The Genome Browser database (http://​genome.​ucsc.​edu) of vertebrate species revealed a strictly conserved genomic structure around the mutation site among vertebrate species (Fig. 3b). The function of the novel c.834 T > A mutation (p. Asn278Lys) was evaluated in silico by 4 independent software programs at the protein level. This mutation is predicted to be “possibly damaging” with a score of 0.755 by Polyphen-2. MutationTaster software annotated this mutation as “disease-causing” with a prediction score of 94. SIFT predicted this variant as a “damaging variant” (SIFT score = 0.005), while Phylop treated this mutation as a neutral variant with a score of − 0.99 (Fig. 3c). In addition, this mutation was shown to be absent in a control cohort of 300 local people.

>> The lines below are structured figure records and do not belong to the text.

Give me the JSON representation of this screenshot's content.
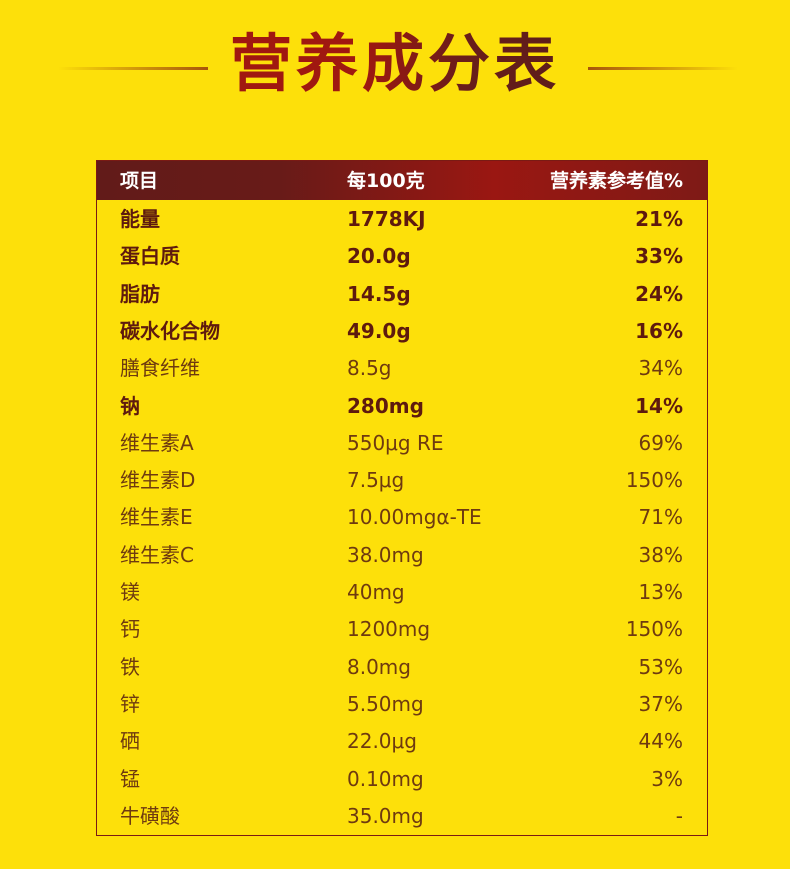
{
  "title": "营养成分表",
  "table": {
    "headers": [
      "项目",
      "每100克",
      "营养素参考值%"
    ],
    "rows": [
      {
        "name": "能量",
        "amount": "1778KJ",
        "nrv": "21%",
        "bold": true
      },
      {
        "name": "蛋白质",
        "amount": "20.0g",
        "nrv": "33%",
        "bold": true
      },
      {
        "name": "脂肪",
        "amount": "14.5g",
        "nrv": "24%",
        "bold": true
      },
      {
        "name": "碳水化合物",
        "amount": "49.0g",
        "nrv": "16%",
        "bold": true
      },
      {
        "name": "膳食纤维",
        "amount": "8.5g",
        "nrv": "34%",
        "bold": false
      },
      {
        "name": "钠",
        "amount": "280mg",
        "nrv": "14%",
        "bold": true
      },
      {
        "name": "维生素A",
        "amount": "550μg RE",
        "nrv": "69%",
        "bold": false
      },
      {
        "name": "维生素D",
        "amount": "7.5μg",
        "nrv": "150%",
        "bold": false
      },
      {
        "name": "维生素E",
        "amount": "10.00mgα-TE",
        "nrv": "71%",
        "bold": false
      },
      {
        "name": "维生素C",
        "amount": "38.0mg",
        "nrv": "38%",
        "bold": false
      },
      {
        "name": "镁",
        "amount": "40mg",
        "nrv": "13%",
        "bold": false
      },
      {
        "name": "钙",
        "amount": "1200mg",
        "nrv": "150%",
        "bold": false
      },
      {
        "name": "铁",
        "amount": "8.0mg",
        "nrv": "53%",
        "bold": false
      },
      {
        "name": "锌",
        "amount": "5.50mg",
        "nrv": "37%",
        "bold": false
      },
      {
        "name": "硒",
        "amount": "22.0μg",
        "nrv": "44%",
        "bold": false
      },
      {
        "name": "锰",
        "amount": "0.10mg",
        "nrv": "3%",
        "bold": false
      },
      {
        "name": "牛磺酸",
        "amount": "35.0mg",
        "nrv": "-",
        "bold": false
      }
    ]
  },
  "colors": {
    "background": "#fde00a",
    "header": "#8a1914",
    "text": "#6b2410"
  }
}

To further identify the biological characteristics of the mutant enzyme in terms of protein degradation and activity, we developed an over-expression system in HEK-293 T cells to investigate the in vitro characteristics of the wild and mutant enzymes. When 293 T cells were transfected with GLA-Asn278 or GLA-Lys278, we obtained successful α-Gal A expression compared with the group transfected with the empty pcDNA3.1(+) vector. However, the mutant α-Gal A protein exhibited lower levels than the wild type protein (Fig. 3d). Similar results were observed for the residual activity of the mutant enzyme. As shown in Fig. 3e, the enzyme activity of α-Gal A was significantly lower in cells transfected with GLA-Lys278 compared with GLA-Asn278 (Fig. 3e).

To evaluate the therapeutic effect of DGJ as a potential drug for this particular mutation, we analysed the protein expression of α-GLA and enzyme activity changes after DGJ treatment. The results showed that the pharmacological chaperone DGJ increased the expression of α-Gal (Fig. 3d) and markedly normalized the activity of this enzyme (Fig. 3e), especially in cells expressing GLA-Lys278, which indicated that patients possessing this specific mutation were good responders to the potential biochemical therapy.